HARIPUR: Life of dozens of poor kidney patients is at risk as the administration of the district headquarter hospital, Haripur, has stopped providing free dialysis facility to them, patients and official sources said on Monday.
The sources said the dialysis centre at the hospital has four dialysis machines. However, the hospital staff, which interestingly has no nephrologist or urologist, conducts 21 dialysis daily during three shifts.
As per a decision of the Health Management Board (HMB) that was constituted during 2009 with the deputy commissioner as its head, free dialysis of all the patients was allowed as the hospital had sufficient funds from its own resources.
According to the sources, the hospital’s major source of income was from the services it extended to the students of a private medical college under a decade-long MoU with the health department. However, it was phased out on June 30, 2019. But the hospital management continued to offer free dialysis facilities till the last three months when a private supplier abruptly stopped supplying dialysis kits and additional medicines and equipment required for dialysis as the hospital management refused to clear the outstanding bills amounting to Rs7.1 million.
The sources said when the supplier suspended operations, the hospital management, as a makeshift arrangement, made the patients to purchase dialysis kits and even the masking tape and water used for dialysis, from the local market.

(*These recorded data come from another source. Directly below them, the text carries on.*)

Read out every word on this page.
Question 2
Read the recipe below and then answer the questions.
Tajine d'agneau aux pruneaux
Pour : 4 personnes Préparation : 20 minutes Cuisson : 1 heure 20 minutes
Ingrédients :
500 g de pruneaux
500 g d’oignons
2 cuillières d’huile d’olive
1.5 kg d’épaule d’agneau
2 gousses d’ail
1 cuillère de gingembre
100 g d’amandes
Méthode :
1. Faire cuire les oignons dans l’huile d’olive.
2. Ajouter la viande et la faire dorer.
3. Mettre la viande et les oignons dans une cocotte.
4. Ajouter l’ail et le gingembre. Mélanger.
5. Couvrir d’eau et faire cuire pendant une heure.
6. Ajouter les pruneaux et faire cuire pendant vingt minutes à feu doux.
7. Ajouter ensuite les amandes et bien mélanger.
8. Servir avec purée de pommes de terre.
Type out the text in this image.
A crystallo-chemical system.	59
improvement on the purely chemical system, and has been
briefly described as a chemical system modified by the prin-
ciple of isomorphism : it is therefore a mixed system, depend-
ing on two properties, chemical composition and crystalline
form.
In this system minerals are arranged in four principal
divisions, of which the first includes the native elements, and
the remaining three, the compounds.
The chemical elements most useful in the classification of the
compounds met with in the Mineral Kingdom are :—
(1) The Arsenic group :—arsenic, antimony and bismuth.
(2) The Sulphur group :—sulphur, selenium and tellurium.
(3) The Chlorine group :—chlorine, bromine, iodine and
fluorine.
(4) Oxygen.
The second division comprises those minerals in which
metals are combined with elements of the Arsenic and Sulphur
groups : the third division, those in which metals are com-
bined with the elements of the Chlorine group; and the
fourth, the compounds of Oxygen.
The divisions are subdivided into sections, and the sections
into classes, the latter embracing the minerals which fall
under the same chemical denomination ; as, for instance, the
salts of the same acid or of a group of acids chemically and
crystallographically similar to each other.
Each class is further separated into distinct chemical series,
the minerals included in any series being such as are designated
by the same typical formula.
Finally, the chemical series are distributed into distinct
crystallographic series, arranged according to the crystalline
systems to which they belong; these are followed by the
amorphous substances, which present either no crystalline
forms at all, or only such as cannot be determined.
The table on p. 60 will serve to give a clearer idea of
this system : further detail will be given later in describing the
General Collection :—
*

“I had to purchase the kits to save life of my mother,” Bilawal Malik, whose mother gets her dialysis twice a week, said. He said a patient had to spend Rs4,500 on purchase of dialysis kit, injections, water and even masking tape for a single dialysis, and those needing dialysis twice a week had to spend at least Rs10,000.
“How a patient can survive on paid dialysis for a long time, especially those whose attendants and families are daily wage earners,” Naveed Khan, whose brother has to undergo dialysis twice a week, said.
He said when a family failed to arrange money for dialysis the procedure certainly got delayed exposing a patient to multiple health complications. “I know the families whose three members have died during the last fortnight due to delayed dialysis as the families were unable to arrange money,” he said.
The official sources said the district administration with Rs40.85 million at its disposal could resume free dialysis helping the poor patients to survive for another few years.
When contacted, medical superintendent Dr Waheed Qureshi confirmed that the hospital was facing funds shortage. He said the HMB had funds to the tune of over Rs40 million at its disposal, which could be used for free dialysis.
He also admitted that the patients were purchasing own kits and other medicines.
Dr Qureshi said the matter of utilisation of HMB funds had been taken up with secretary health Syed Imtiaz Hussain Shah. He said the patients’ complaints of paid dialysis were likely to be addressed within next few days. He denied that three patients had died due to delay in dialysis.
GIRL DROWNS: A 10-year-old girl drowned in River Daur on Monday.
Police quoted witnesses as saying that an elderly woman was busy washing clothes at the banks of the river near Baldhair village when her granddaughter, Khaista Bibi, 10, slipped into the water and was swept away by strong currents.
The rescuers fished out the body and shifted it to Haripur Trauma Centre.